Todos somos reflexos de um universo inigualável de combinações imprecisas,arranjadas num único ponto,o seu ser.

Nesse sentido,somos universos viajantes dentro dum Universo bem maior,o mundo que nos cerca.

Me recordo no meu bairro tantas pessoas singulares,ao passear na rua,logo pela manhã de sábado,sentia o cheiro forte de fumo no ar,era seu antonio fumando um cigarro de palha..-espantando os mosquitos seu antonio?-diziam os vizinhos

e o velho mal encarado que era,abria um pequeno sorriso.

mal o dia despertava e na porta do bar da esquina uma fila de meninos aguardavam ansiosos para jogar no fliperama,ops,agora era uma máquina de video-game,jogo de luta que era a febre daquele tempo.the king of figthers.. um homenzinho franzino,manco de uma perna,abria a porta do bar com ajuda das crianças.

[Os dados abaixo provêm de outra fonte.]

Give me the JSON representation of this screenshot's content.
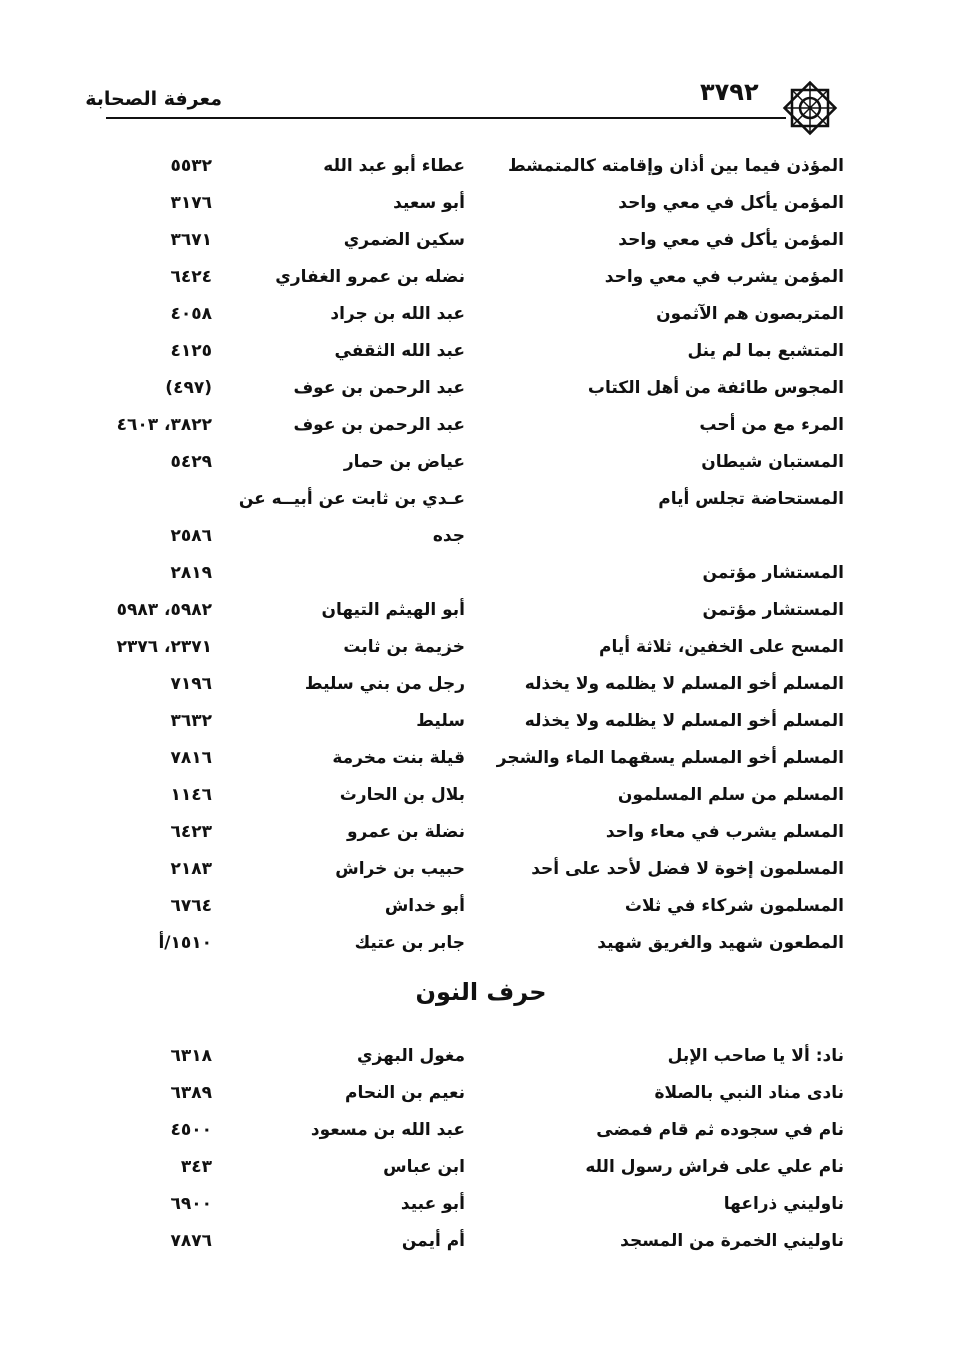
{
  "header": {
    "page_number": "٣٧٩٢",
    "book_title": "معرفة الصحابة",
    "ornament_icon": "octagram-ornament"
  },
  "entries_a": [
    {
      "hadith": "المؤذن فيما بين أذان وإقامته كالمتمشط",
      "narrator": "عطاء أبو عبد الله",
      "ref": "٥٥٣٢"
    },
    {
      "hadith": "المؤمن يأكل في معي واحد",
      "narrator": "أبو سعيد",
      "ref": "٣١٧٦"
    },
    {
      "hadith": "المؤمن يأكل في معي واحد",
      "narrator": "سكين الضمري",
      "ref": "٣٦٧١"
    },
    {
      "hadith": "المؤمن يشرب في معي واحد",
      "narrator": "نضله بن عمرو الغفاري",
      "ref": "٦٤٢٤"
    },
    {
      "hadith": "المتربصون هم الآثمون",
      "narrator": "عبد الله بن جراد",
      "ref": "٤٠٥٨"
    },
    {
      "hadith": "المتشبع بما لم ينل",
      "narrator": "عبد الله الثقفي",
      "ref": "٤١٢٥"
    },
    {
      "hadith": "المجوس طائفة من أهل الكتاب",
      "narrator": "عبد الرحمن بن عوف",
      "ref": "(٤٩٧)"
    },
    {
      "hadith": "المرء مع من أحب",
      "narrator": "عبد الرحمن بن عوف",
      "ref": "٣٨٢٢، ٤٦٠٣"
    },
    {
      "hadith": "المستبان شيطان",
      "narrator": "عياض بن حمار",
      "ref": "٥٤٢٩"
    },
    {
      "hadith": "المستحاضة تجلس أيام",
      "narrator": "عـدي بن ثابت عن أبيــه عن",
      "ref": ""
    },
    {
      "hadith": "",
      "narrator": "جده",
      "ref": "٢٥٨٦"
    },
    {
      "hadith": "المستشار مؤتمن",
      "narrator": "",
      "ref": "٢٨١٩"
    },
    {
      "hadith": "المستشار مؤتمن",
      "narrator": "أبو الهيثم التيهان",
      "ref": "٥٩٨٢، ٥٩٨٣"
    },
    {
      "hadith": "المسح على الخفين، ثلاثة أيام",
      "narrator": "خزيمة بن ثابت",
      "ref": "٢٣٧١، ٢٣٧٦"
    },
    {
      "hadith": "المسلم أخو المسلم لا يظلمه ولا يخذله",
      "narrator": "رجل من بني سليط",
      "ref": "٧١٩٦"
    },
    {
      "hadith": "المسلم أخو المسلم لا يظلمه ولا يخذله",
      "narrator": "سليط",
      "ref": "٣٦٣٢"
    },
    {
      "hadith": "المسلم أخو المسلم يسقهما الماء والشجر",
      "narrator": "قيلة بنت مخرمة",
      "ref": "٧٨١٦"
    },
    {
      "hadith": "المسلم من سلم المسلمون",
      "narrator": "بلال بن الحارث",
      "ref": "١١٤٦"
    },
    {
      "hadith": "المسلم يشرب في معاء واحد",
      "narrator": "نضلة بن عمرو",
      "ref": "٦٤٢٣"
    },
    {
      "hadith": "المسلمون إخوة لا فضل لأحد على أحد",
      "narrator": "حبيب بن خراش",
      "ref": "٢١٨٣"
    },
    {
      "hadith": "المسلمون شركاء في ثلاث",
      "narrator": "أبو خداش",
      "ref": "٦٧٦٤"
    },
    {
      "hadith": "المطعون شهيد والغريق شهيد",
      "narrator": "جابر بن عتيك",
      "ref": "١٥١٠/أ"
    }
  ],
  "section_heading": "حرف النون",
  "entries_b": [
    {
      "hadith": "ناد: ألا يا صاحب الإبل",
      "narrator": "مغول البهزي",
      "ref": "٦٣١٨"
    },
    {
      "hadith": "نادى مناد النبي بالصلاة",
      "narrator": "نعيم بن النحام",
      "ref": "٦٣٨٩"
    },
    {
      "hadith": "نام في سجوده ثم قام فمضى",
      "narrator": "عبد الله بن مسعود",
      "ref": "٤٥٠٠"
    },
    {
      "hadith": "نام علي على فراش رسول الله",
      "narrator": "ابن عباس",
      "ref": "٣٤٣"
    },
    {
      "hadith": "ناوليني ذراعها",
      "narrator": "أبو عبيد",
      "ref": "٦٩٠٠"
    },
    {
      "hadith": "ناوليني الخمرة من المسجد",
      "narrator": "أم أيمن",
      "ref": "٧٨٧٦"
    }
  ]
}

aquele era um horário mágico,ninguém se atrevia a beber cachaça,queriam ver o burburinho das batalhas na máquina.

bem,mas eis que vem ali o sr Pedro,um velho pedreiro que se enveredava na cachaça,mas apesar de tudo,era homem bom,pagava ficha pra molecada quando tinha um dinheirinho,faziam a festa de fato.

dona maria,a mãe do dono do bar,era uma senhora aposentada e generosa,mas de gênio forte.

a tarde quase sempre,trazia petiscos pra turma do bar,que se embrenhavam numa jogatina de baralho,inclusive seu filho mais velho,chamado pelo apelido de Beppo,um aficcionado por jogos,tinha um coração maior que o peito,queria ganhar muito dinheiro pra salvar a familia da falência,e assim,com tantos pormenores que caberiam num livro, todos se esqueciam da vida.

A noite quando ja ficava tarde demais,descia ao bar,e aos mesmos frequeses que habitualmente estavam lá,jogando,expulsava-os!

-vão embora!!não estão vendo que ja passa das onze?seus bando de perdidos!!

todo mundo murchava a orelha,era hora de se mandar,com dona maria ninguém ousava dizer sequer uma palavra.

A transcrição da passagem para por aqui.